Belakangan, pertanyaan “di mana mahasiswa ini sebenarnya berdiri?” telah dijawab oleh adik-adik saya, angkatan di bawah saya yang dengan cerdas dan berani, memukul mundur orang-orang yang mencoba berbuat jahat terhadap bangsa dan negara.
Aksi yang bukan hanya sekadar aksi mempertontonkan eksistensi diri, nama organisasi, dan nama universitas. Jauh dari itu semua, mereka bersatu di jalan-jalan menjawab apa yang telah diharap-harapkan sejak dahulu.
“Di sini kami berdiri, di jalan bersama mereka yang tersakiti dan tertindas. Membela mereka yang lemah dan dianiaya oleh pemerintahnya sendiri,” itu yang seolah ingin dikatakan oleh teman-teman mahasiswa.
Mereka dengan berani dan menjaga satu sama lain yang turut diintimidasi. “kita bersama memukul mundur oligarki.”
Ini lebih dari sekadar memenuhi keinginan Presiden Joko Widodo beberapa tahun lalu ketika beliau mengatakan rindu didemo. “Saya kangen sebetulnya didemo. Nggak, karena apa? Apapun, apapun, apapun, pemerintah itu perlu dikontrol. Pemerintah itu perlu ada yang ngingetin kalau keliru.”
Lebih dari sekadar menjawab pertanyaan Johan Budi. Negara ini sedang tidak baik-baik saja. Betul kata Jokowi, pemerintah perlu dikontrol dan diingatkan jika keliru, untuk kemudian berjalan kembali di jalan keadilan.
Saya membayangkan adik-adik menyanyikan lagu Darah Juang sembari berjalan ke kantor-kantor pemerintahan.
“Di negeri permai ini berjuta rakyat bersimbah ruah. Anak kurus tak sekolah. Pemuda desa tak kerja. Mereka dirampas haknya, tergusur dan lapar. Bunda relakan darah juang kami tuk membebaskan rakyat.”
Mereka menyuarakan ketidaksetujuannya pada UU KPK yang ditetapkan oleh pemerintah, yang berpotensi mengebiri lembaga yang dipercayai masyarakat akan indepensinya menangkap maling-maling berdasi. Mereka menyuarakan keresahannya akan RUU KHUP yang berpotensi mengebiri demokrasi.

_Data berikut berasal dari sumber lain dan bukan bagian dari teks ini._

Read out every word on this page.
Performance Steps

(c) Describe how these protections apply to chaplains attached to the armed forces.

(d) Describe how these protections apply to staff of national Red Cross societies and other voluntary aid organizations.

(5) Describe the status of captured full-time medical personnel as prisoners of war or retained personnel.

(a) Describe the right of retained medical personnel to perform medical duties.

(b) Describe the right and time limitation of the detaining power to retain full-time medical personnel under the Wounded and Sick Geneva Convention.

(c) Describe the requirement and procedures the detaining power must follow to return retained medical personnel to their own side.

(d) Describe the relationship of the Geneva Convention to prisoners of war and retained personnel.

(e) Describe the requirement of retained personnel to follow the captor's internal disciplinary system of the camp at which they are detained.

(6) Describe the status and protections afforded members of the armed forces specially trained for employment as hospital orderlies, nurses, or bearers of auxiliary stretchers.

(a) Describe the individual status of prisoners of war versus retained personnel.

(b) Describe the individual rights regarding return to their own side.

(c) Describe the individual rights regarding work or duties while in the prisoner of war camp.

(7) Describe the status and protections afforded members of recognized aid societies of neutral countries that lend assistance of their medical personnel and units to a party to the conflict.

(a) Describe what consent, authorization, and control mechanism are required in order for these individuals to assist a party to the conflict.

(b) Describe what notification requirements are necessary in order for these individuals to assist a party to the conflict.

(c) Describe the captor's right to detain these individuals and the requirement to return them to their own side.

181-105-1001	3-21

Mereka menuntut perlindungan terhadap perempuan lewat RUU PKS yang tak kunjung dibahas dan disahkan. Mereka menuntut keadilan bagi saudara di Papua yang didiskriminasikan.
Mereka menuntut penyelesaian masalah tanah dan keseriusan pemerintah menangani kebakaran hutan yang terus terjadi setiap tahunnya di Sumatra dan Kalimantan. Dan mereka teguh, menolak diprovokasi oleh penumpang-penumpang gelap yang membonceng tanpa permisi.
Pak Johan, Pak Jokowi, dan seluruh kalian yang mempertanyakan arah keberpihakan mahasiswa. Mereka menjawab dengan cerdas dan berani beberapa hari ini. Gelombang yang menuntut perbaikan ini adalah orang-orang yang akan terus mengawasi kalian dalam bekerja. Mengawal dan melindungi demokrasi.